Happy New Year to everyone! Ngithemba ukuthi ningene kahle kunyaka omusha (I hope you entered the new year well).

There is some linguistic and anthropological interest in this day, when looked at from the perspective of isiZulu – mainly because of its special place as a borrowed custom.

The isiZulu word for New Year is uNcibijane, which sounds authentic – even down to a fairly standard diminutive ending -ane or -ana, as seen in words like inkosazane and inkosana. However, it isn’t even remotely Zulu. It’s Dutch (or early Afrikaans, to be more precise), and is an approximation of Nuwe Jaar (with the w pronounced somewhat like a v and with a hard j, as opposed to the modern y pronunciation of Afrikaans).

Thus it can be deduced that the celebration of New Year was more important among the Afrikaans-speaking communities that were in contact with the amaZulu than it was among the English-speaking ones – in contrast with the isiZulu word for Christmas, uKhisimusi, which chose the English exemplar rather than the Afrikaans Kersfees.

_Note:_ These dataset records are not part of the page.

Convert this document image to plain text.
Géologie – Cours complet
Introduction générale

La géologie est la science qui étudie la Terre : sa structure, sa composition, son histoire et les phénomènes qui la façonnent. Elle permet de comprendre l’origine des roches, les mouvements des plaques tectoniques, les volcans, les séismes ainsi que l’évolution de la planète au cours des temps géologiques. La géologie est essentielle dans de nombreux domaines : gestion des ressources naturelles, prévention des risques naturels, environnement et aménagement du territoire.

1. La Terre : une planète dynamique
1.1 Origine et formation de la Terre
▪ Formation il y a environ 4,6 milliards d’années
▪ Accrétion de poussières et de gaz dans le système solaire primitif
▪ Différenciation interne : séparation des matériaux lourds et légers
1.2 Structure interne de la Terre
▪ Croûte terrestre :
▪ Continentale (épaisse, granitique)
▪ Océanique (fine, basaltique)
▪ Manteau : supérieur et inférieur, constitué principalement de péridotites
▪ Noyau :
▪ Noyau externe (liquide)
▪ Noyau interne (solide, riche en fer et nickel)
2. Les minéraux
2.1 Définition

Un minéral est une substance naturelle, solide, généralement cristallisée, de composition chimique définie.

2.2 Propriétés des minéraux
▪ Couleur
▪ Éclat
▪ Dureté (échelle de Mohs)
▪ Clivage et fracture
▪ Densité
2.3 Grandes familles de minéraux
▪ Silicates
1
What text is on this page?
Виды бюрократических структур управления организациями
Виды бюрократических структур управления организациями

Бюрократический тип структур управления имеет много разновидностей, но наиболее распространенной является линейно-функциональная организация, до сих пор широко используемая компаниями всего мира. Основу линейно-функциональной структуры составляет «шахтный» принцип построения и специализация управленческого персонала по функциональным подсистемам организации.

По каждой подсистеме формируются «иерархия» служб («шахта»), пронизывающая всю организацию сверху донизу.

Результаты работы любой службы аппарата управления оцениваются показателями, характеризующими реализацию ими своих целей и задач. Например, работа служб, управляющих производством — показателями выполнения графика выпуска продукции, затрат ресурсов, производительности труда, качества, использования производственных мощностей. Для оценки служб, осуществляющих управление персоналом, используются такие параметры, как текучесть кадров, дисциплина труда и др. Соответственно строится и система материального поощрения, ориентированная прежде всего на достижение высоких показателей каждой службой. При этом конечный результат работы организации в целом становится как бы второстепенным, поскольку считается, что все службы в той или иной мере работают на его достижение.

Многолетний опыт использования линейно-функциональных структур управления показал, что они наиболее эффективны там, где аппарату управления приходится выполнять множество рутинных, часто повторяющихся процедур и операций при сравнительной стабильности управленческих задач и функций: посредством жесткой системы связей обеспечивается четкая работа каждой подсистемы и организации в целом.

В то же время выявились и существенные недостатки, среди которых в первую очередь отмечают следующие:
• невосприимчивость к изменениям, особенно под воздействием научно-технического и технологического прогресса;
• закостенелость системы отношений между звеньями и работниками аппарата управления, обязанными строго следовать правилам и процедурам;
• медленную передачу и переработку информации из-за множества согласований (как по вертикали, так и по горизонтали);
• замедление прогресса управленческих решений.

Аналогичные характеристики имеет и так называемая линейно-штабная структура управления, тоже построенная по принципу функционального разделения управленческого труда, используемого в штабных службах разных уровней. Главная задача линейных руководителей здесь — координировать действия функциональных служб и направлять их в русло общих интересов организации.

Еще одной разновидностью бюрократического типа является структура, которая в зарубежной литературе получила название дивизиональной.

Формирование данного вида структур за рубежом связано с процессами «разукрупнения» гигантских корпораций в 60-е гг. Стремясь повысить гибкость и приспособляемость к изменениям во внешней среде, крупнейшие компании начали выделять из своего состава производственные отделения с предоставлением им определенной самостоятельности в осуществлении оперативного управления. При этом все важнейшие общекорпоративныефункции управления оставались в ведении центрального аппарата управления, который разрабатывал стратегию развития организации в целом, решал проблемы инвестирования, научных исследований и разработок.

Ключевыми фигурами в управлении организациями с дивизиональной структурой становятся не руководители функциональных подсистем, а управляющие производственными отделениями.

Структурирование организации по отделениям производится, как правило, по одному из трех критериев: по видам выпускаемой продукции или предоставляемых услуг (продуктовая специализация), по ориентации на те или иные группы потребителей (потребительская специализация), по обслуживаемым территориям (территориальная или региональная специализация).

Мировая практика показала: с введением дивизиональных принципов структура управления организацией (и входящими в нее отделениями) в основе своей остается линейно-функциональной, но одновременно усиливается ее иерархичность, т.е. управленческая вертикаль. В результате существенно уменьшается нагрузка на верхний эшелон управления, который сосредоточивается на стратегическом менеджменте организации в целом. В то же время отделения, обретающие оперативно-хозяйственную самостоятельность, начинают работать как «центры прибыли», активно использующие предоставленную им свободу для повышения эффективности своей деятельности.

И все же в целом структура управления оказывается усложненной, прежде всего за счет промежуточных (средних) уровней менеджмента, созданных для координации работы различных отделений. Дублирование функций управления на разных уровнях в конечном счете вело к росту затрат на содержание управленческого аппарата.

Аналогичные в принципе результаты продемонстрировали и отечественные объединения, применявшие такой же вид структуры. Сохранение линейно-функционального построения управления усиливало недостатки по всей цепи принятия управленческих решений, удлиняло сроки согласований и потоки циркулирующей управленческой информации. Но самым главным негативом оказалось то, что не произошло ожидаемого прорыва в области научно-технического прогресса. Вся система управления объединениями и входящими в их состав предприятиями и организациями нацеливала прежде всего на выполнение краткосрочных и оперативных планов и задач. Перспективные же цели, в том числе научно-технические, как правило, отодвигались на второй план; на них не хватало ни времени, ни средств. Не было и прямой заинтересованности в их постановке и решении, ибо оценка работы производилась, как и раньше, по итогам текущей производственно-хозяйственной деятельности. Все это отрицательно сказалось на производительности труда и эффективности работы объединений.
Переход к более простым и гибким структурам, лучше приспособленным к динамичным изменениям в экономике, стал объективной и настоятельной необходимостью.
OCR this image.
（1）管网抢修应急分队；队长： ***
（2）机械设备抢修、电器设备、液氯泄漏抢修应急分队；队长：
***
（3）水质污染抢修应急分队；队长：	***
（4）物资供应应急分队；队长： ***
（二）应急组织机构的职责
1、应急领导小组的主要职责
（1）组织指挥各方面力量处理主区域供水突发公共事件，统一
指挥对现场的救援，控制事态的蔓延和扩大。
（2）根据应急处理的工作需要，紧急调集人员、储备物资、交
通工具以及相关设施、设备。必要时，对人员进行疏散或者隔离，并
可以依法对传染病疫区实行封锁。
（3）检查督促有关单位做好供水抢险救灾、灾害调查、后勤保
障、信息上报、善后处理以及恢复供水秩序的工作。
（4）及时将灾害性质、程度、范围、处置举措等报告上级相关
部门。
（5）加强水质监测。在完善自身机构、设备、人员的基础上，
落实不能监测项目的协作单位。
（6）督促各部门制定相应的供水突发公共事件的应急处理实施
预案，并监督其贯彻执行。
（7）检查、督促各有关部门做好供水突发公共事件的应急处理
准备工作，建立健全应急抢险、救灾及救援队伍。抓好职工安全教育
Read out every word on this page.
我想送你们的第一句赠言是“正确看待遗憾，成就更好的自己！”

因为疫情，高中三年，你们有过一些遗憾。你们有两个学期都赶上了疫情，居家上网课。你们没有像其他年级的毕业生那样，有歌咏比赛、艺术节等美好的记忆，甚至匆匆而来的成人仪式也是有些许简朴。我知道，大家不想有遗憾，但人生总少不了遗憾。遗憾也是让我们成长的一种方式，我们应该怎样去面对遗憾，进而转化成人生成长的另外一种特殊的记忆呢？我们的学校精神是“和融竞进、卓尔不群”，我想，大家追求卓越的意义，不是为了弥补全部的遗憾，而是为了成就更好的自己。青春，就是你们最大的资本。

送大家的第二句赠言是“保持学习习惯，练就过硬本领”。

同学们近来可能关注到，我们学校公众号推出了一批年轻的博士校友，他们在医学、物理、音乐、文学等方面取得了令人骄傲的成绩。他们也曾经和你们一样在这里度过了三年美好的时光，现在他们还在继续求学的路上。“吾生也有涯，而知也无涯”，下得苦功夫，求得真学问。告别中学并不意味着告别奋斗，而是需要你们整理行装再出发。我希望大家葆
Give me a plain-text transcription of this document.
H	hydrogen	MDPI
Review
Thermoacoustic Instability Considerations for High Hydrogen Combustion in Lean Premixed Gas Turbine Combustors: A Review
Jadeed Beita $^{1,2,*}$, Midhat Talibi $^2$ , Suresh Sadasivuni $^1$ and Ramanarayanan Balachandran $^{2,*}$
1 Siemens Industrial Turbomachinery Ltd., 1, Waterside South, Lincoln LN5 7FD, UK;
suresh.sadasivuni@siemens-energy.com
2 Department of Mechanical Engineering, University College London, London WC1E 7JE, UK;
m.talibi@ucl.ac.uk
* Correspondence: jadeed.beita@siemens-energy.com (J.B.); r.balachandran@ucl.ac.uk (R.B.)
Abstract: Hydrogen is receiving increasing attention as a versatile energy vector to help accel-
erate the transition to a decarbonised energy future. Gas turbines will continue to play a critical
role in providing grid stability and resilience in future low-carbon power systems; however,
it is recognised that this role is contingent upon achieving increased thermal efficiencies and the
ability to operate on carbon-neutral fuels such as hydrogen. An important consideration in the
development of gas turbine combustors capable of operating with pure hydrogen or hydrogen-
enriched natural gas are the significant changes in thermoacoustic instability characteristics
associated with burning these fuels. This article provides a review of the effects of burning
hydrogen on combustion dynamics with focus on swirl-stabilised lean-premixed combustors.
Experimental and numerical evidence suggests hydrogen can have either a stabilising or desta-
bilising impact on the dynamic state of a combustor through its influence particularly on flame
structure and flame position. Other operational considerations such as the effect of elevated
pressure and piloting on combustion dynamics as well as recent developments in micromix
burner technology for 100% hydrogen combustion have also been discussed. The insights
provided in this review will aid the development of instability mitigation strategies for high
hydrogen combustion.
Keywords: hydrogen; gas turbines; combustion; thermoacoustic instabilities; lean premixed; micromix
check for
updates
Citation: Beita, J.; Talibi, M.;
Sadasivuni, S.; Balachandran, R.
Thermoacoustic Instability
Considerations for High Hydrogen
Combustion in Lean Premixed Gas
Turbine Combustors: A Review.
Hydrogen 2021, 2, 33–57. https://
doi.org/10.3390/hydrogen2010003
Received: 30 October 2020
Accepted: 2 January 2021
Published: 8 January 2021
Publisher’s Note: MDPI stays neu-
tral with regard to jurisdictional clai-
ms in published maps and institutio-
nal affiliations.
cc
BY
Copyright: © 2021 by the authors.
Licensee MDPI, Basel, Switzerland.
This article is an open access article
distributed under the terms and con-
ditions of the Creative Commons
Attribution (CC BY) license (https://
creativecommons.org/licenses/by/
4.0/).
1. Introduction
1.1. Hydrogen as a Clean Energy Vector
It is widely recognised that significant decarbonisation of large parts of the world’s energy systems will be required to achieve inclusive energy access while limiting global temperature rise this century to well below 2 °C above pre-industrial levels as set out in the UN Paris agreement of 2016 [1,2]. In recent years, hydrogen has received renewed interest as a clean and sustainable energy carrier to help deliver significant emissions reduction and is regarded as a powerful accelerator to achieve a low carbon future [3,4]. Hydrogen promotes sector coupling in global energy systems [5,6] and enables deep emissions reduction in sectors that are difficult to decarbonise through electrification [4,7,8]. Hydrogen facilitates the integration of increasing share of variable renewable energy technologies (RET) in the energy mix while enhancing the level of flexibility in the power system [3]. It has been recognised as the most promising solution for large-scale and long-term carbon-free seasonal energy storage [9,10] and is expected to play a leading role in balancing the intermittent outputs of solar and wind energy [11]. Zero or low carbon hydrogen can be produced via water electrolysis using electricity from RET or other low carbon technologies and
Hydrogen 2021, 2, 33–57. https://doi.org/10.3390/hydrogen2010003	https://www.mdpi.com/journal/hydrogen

The fact that there is not an isiZulu word for New Year is incredibly obvious when you consider that the festival marks nothing of any significance to a Southern Hemisphere culture – it marks neither a lunar nor solar event in the southern hemisphere, but is rather a fossilized remnant of northern hemisphere festivals to celebrate the darkest part of the year, and the rebirth of the sun from the depths of winter.

To a traditional Zulu, the year does not begin in January. It begins with the dead moon in July or August, just after the southern hemisphere’s Winter Solstice.

And yet the linguistic adaptation (and cultural adoption) of uNcibijane shows an interesting shift away from the traditional lunar timekeeping to the fossilized solar obsessions of the northern hemisphere.